Als Herzog Theodo und sein Sohn Landfried, anderswo auch Lantpert oder Lambert genannt, von Utas Schwangerschaft erfuhren, verfolgte Landfried den Bischof, stellte ihn und ermordete ihn auf grausamste Weise. Der Ort dieses schrecklichen Geschehens liegt an einer alten Römerstraße in Kleinhelfendorf. Dort wurde Emmeram auf eine Leiter gebunden und langsam in Stücke geschnitten. Den Sterbenden wollten Freunde auf den herzoglichen Hof nach Aschheim bringen. Kurz davor bei Feldkirchen starb Emmeram, der Überlieferung zufolge am 22. September 652. Er wurde in Aschheim beigesetzt, wo ein Epitaph in der Kirche St. Peter und Paul daran erinnert, auch ein entsprechend alter Grabschacht wurde gefunden.

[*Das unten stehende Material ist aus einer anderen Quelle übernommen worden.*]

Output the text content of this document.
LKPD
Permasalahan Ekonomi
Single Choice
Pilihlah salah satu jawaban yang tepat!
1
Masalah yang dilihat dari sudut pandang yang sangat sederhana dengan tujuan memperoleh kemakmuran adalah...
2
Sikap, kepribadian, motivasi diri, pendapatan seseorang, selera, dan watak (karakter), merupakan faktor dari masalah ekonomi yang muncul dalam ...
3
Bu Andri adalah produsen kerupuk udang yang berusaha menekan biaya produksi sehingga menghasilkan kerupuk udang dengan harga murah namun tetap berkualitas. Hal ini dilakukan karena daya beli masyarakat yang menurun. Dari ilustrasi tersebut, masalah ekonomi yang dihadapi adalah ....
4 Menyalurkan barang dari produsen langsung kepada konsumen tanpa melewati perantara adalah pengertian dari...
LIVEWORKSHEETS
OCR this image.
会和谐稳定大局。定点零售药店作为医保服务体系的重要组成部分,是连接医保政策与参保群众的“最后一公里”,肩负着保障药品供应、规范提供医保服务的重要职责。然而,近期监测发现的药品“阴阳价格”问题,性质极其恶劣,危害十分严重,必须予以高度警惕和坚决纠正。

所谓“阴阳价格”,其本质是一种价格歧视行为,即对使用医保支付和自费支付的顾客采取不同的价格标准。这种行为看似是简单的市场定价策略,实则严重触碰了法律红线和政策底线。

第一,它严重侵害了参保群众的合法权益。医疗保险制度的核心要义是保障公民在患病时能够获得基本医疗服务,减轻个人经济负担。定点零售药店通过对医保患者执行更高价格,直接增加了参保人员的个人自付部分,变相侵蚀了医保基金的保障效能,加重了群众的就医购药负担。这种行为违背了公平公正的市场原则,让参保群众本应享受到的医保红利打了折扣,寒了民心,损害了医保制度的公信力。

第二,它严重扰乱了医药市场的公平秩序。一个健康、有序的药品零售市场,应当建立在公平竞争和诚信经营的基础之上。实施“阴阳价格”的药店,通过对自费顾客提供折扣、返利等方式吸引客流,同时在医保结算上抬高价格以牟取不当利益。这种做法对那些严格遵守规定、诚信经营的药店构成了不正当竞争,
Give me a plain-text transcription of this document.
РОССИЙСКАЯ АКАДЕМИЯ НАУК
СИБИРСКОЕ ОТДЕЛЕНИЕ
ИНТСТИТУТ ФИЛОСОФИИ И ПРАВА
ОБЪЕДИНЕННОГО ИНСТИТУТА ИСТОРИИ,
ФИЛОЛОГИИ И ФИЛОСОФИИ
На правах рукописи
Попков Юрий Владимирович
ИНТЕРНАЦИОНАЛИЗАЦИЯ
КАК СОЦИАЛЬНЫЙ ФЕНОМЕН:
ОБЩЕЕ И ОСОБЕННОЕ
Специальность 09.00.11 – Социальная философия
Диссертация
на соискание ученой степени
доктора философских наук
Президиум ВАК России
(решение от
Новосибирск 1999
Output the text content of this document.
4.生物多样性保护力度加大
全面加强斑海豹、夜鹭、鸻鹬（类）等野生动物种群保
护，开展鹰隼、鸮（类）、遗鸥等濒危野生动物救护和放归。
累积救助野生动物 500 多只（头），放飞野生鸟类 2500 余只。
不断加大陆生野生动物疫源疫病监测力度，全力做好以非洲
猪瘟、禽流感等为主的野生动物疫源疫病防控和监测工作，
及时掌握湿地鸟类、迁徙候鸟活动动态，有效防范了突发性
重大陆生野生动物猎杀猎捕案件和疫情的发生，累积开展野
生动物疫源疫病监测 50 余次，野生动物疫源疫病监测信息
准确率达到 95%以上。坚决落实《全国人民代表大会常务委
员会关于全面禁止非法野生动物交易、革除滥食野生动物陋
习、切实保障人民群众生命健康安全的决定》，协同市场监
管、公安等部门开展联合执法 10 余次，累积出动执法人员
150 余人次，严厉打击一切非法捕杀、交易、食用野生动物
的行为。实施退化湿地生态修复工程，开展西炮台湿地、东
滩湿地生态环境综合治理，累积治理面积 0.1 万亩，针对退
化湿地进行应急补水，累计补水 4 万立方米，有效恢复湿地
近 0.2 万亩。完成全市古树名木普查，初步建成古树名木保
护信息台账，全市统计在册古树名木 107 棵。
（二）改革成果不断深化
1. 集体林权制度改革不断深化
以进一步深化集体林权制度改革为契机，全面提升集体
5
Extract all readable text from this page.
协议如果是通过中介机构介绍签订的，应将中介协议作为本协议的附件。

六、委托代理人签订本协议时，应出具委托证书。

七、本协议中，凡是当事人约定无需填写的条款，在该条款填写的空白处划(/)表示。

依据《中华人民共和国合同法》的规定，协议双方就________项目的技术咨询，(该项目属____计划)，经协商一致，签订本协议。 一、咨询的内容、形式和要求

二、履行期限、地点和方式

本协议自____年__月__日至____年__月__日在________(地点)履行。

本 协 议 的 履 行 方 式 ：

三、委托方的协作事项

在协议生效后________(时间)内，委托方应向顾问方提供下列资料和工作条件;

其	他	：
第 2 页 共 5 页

Die Gegend soll der Legende nach daraufhin von einer regelrechten Sintflut in Form von 40-tägigen Regengüssen heimgesucht worden sein. Das verstand man als Zeichen: Emmeram wurde exhumiert und seine Überreste auf einen Ochsenkarren gelegt, den man führerlos der göttlichen Fügung überließ. Dieser legendäre Zug soll dann im Norden an der Isar zwischen Ober- und Unterföhring geendet haben. Dort, wo heute der Oberföhringer Ortsteil St. Emmeram liegt, überließ man den Leichnam auf einem Floß dem Wasser. Auf wundersame Weise soll dieses mit großer Geschwindigkeit bis zur Isarmündung und dann donauaufwärts bis nach Regensburg getrieben sein, wo Emmeram in der Kirche St. Georg bestattet wurde. Die dortige Benediktinerabtei ist nach ihm benannt. Andere Quellen besagen, Theodo sei inzwischen über die Notlüge seiner Tochter aufgeklärt worden und habe Emmerams Leichnam zurückholen lassen. Historiker vermuten hinter diesem Mord eher ein politisches Motiv: Der aus Frankreich stammende Bischof könnte einer antifränkischen Hofpartei um den bayerischen Herzogssohn Lantpert zum Opfer gefallen sein. Dass Emmeram die Schuld an der Schwangerschaft Utas auf sich nahm, mag ihnen willkommener Anlass gewesen sein, ihrem Hass dem Bischof gegenüber freien Lauf zu lassen. Die Legende zeigt in jedem Fall auch auf, in welchem Spannungsfeld zwischen den Karolingern und dem Papst in Rom sich die Agilolfingerherzöge damals befanden.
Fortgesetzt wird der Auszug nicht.